There are not so many contraindications to inserting Mirena birth control but they still exist:
- Pregnancy or alleged pregnancy
- The inflammation of the vagina or the cervix
- Chronic genital tract infections
- The inflammation of the urethra or bladder
- Precancerous or cancerous changes of the cervix
- Cancer or suspicion of breast cancer
- The inflammation of the uterus (endometritis) after childbirth or abortion during the last 3 months
- Anomalies of the development of the uterus
- Submucosal myoma of the uterus
Mirena Birth Control Side-Effects
After inserting Mirena IUD, there may be undesirable side-effects:
- Headaches and migraines
- Mood swings and depression
- Oily skin
- The appearance of acne
- Hair loss
- Excessive growth of facial and body hair
- Prolonged spotting, irregular period
- The cessation of menstruation
Also, your doctor can recommend the removal of the Mirena Birth Control if you have severe headaches, uncontrolled increase in blood pressure, or heart pain.

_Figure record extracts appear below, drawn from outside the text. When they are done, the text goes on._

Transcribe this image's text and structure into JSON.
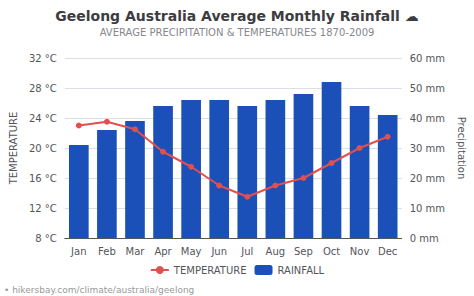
{
  "chart_data": {
    "type": "bar",
    "title": "Geelong Australia Average Monthly Rainfall ☁",
    "subtitle": "AVERAGE PRECIPITATION & TEMPERATURES 1870-2009",
    "ylabel": "TEMPERATURE",
    "y2label": "Precipitation",
    "annotations": [
      "• hikersbay.com/climate/australia/geelong"
    ],
    "categories": [
      "Jan",
      "Feb",
      "Mar",
      "Apr",
      "May",
      "Jun",
      "Jul",
      "Aug",
      "Sep",
      "Oct",
      "Nov",
      "Dec"
    ],
    "series": [
      {
        "name": "TEMPERATURE",
        "type": "line",
        "marker": "circle",
        "color": "#e05050",
        "values": [
          23.0,
          23.5,
          22.5,
          19.5,
          17.5,
          15.0,
          13.5,
          15.0,
          16.0,
          18.0,
          20.0,
          21.5
        ]
      },
      {
        "name": "RAINFALL",
        "type": "bar",
        "axis": "y2",
        "color": "#1a50b8",
        "values": [
          31,
          36,
          39,
          44,
          46,
          46,
          44,
          46,
          48,
          52,
          44,
          41
        ]
      }
    ],
    "ylim": [
      8,
      32
    ],
    "yticks": [
      {
        "value": 8,
        "label": "8 °C"
      },
      {
        "value": 12,
        "label": "12 °C"
      },
      {
        "value": 16,
        "label": "16 °C"
      },
      {
        "value": 20,
        "label": "20 °C"
      },
      {
        "value": 24,
        "label": "24 °C"
      },
      {
        "value": 28,
        "label": "28 °C"
      },
      {
        "value": 32,
        "label": "32 °C"
      }
    ],
    "y2lim": [
      0,
      60
    ],
    "y2ticks": [
      {
        "value": 0,
        "label": "0 mm"
      },
      {
        "value": 10,
        "label": "10 mm"
      },
      {
        "value": 20,
        "label": "20 mm"
      },
      {
        "value": 30,
        "label": "30 mm"
      },
      {
        "value": 40,
        "label": "40 mm"
      },
      {
        "value": 50,
        "label": "50 mm"
      },
      {
        "value": 60,
        "label": "60 mm"
      }
    ],
    "grid": true,
    "legend": "bottom"
  }
}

How Is the Mirena Birth Control Inserted?
Insertion of the IUD is possible only in the gynecologist’s office. Before that, the doctor examines you and gets acquainted with the results of all the performed examinations. If there are no contraindications the doctor can start the procedure of inserting Mirena birth control immediately.
It is better to insert the Mirena IUD within the first 7 days of the menstrual cycle (the first day of menstrual is the first day of the cycle). The probability of pregnancy is the lowest during these days.
Does it Hurt?
The procedure of inserting the Mirena birth control seems unpleasant but most women do not experience severe pain. If your pain limit is too low, tell your doctor about it. A physician can inject an anesthetic into the cervix to reduce its sensitivity.
What Factors Can Reduce the Contraceptive Effect of Mirena Birth Control?
The only significant factor that reduces the effectiveness of Mirena IUD is its inconspicuous fallout. Incorrect insertion of the IUD can also reduce its effectiveness but if your doctor still has doubts about the correctness of the insertion they will recommend that you go through an ultrasound or replace the device.
Drugs, alcohol, indigestion do not reduce the effectiveness of Mirena birth control.